X-ray diffraction and theoretical studies of the methyl ester of ( R,R)-tartaric acid monoamide: semiempirical and ab initio calculations of some model compounds

Abstract

In its crystal structure, determined by X-ray diffraction, the methyl ester of ( R,R)-tartaric acid monoamide crystallizes with two molecules per assymetric unit. Each molecule displays subtle conformational differences effected by 180° rotation by the methyl ester group about the C-C* bond, whereas the staggered conformation around the central C*-C* bond, with a trans arrangement of the ester and amide substituents, and the eclipsed orientation of the amide nitrogen atom with respect to the nearest hydroxyl group, remains the same in both molecules. MNDO and ab initio single-point energies for the two molecules indicate that the lower energy molecule is that with the α-hydroxyl group eclipsed by the carbonyl group rather than the methoxy oxygen atom.

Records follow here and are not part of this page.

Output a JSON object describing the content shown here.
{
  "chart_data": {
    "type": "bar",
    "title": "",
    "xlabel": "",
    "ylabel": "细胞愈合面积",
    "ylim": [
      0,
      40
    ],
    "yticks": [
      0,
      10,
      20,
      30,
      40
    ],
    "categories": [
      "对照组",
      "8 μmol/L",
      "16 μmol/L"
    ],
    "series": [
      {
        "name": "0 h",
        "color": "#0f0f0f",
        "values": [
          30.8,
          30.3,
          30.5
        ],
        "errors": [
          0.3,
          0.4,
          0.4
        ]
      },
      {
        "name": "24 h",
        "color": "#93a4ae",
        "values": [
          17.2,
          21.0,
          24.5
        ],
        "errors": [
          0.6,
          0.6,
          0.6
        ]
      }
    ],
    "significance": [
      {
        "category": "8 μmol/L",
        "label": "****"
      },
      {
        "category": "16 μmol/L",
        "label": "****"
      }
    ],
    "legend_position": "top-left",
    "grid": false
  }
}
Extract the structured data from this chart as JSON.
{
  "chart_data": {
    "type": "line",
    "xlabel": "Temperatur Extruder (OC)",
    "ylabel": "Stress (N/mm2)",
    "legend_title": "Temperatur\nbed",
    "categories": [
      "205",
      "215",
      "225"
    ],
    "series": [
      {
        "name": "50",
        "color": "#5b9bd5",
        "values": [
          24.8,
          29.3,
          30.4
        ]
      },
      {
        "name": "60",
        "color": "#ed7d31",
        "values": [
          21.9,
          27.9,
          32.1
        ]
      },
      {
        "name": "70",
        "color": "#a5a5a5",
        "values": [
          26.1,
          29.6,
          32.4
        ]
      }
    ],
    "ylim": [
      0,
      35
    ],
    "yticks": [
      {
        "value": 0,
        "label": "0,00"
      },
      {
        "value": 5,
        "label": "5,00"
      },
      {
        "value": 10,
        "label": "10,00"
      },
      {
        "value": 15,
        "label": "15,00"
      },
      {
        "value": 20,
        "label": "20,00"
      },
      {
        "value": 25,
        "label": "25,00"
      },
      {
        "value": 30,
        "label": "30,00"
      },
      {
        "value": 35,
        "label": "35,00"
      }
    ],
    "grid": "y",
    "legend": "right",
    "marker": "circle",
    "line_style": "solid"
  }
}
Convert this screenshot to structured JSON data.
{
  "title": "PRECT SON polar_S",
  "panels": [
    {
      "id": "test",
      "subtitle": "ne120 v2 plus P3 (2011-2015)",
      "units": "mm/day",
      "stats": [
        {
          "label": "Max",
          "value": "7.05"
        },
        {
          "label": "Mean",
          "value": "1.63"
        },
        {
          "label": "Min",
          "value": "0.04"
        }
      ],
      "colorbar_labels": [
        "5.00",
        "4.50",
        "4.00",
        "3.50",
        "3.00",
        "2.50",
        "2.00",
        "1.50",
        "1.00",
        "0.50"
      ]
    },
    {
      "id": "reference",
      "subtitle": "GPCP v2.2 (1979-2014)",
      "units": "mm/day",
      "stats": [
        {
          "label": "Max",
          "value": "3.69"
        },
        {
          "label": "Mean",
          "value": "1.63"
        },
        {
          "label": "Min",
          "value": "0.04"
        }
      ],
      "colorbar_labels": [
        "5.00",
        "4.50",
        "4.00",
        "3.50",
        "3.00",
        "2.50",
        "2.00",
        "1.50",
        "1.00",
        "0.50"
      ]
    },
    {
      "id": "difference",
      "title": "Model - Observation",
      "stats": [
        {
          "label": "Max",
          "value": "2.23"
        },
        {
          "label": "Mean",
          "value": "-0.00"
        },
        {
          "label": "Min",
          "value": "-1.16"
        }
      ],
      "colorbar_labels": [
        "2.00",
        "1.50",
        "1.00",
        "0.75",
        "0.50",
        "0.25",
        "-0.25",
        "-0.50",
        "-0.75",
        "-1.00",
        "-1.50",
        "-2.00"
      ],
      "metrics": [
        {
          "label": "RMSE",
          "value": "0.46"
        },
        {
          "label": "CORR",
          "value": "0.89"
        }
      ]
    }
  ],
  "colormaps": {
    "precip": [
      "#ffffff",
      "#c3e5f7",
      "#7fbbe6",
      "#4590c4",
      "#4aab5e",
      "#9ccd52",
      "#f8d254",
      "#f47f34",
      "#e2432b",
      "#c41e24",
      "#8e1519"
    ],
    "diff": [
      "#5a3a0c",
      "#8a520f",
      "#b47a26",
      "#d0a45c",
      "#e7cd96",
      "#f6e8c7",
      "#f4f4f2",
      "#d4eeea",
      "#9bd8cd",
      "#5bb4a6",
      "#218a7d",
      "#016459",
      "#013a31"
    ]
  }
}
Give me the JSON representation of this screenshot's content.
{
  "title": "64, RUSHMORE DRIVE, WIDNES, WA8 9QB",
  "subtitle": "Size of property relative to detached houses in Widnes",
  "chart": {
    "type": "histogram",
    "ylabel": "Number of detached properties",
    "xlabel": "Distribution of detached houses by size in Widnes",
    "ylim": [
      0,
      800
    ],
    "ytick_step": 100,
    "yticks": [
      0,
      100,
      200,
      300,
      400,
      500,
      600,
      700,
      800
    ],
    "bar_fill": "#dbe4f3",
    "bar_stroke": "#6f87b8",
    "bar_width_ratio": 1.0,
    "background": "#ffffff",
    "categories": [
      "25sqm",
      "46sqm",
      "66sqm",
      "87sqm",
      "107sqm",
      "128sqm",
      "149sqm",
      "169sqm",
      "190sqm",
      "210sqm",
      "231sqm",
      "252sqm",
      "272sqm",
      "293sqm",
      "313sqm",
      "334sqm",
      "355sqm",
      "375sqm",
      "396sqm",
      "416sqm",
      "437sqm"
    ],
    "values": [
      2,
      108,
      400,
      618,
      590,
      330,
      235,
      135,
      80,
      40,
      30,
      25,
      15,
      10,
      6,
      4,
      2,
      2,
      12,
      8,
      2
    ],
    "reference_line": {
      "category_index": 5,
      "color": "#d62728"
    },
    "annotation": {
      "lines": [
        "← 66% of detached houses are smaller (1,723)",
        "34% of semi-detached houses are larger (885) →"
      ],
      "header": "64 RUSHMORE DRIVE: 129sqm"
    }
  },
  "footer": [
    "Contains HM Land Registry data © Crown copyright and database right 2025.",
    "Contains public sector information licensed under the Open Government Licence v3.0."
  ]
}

Conformers observed in the crystal structure differ from those obtained by full MNDO optimization in the planarity of α-hydroxyester and α-hydroxyamide residues. Ab initio calculations at the 6-31G* level on smaller systems, i.e. (2 R,3 R)-2,3-butanediol and (2 R,3 R)-2,3-dihydroxy-butanedinitrile, suggest different conformational preferences for the two model compounds (gauche vs. trans with respect to the carbon chain), and point to the importance of the intramolecular hydrogen bond in stabilizing the gauche orientation of the vicinal OH groups. A similar hydrogen bond may be present in one of two crystallographically independent molecules of the methyl ester of ( R,R)-tartaric acid monoamide, but only as a minor component in a complex system of intermolecular hydrogen bonds.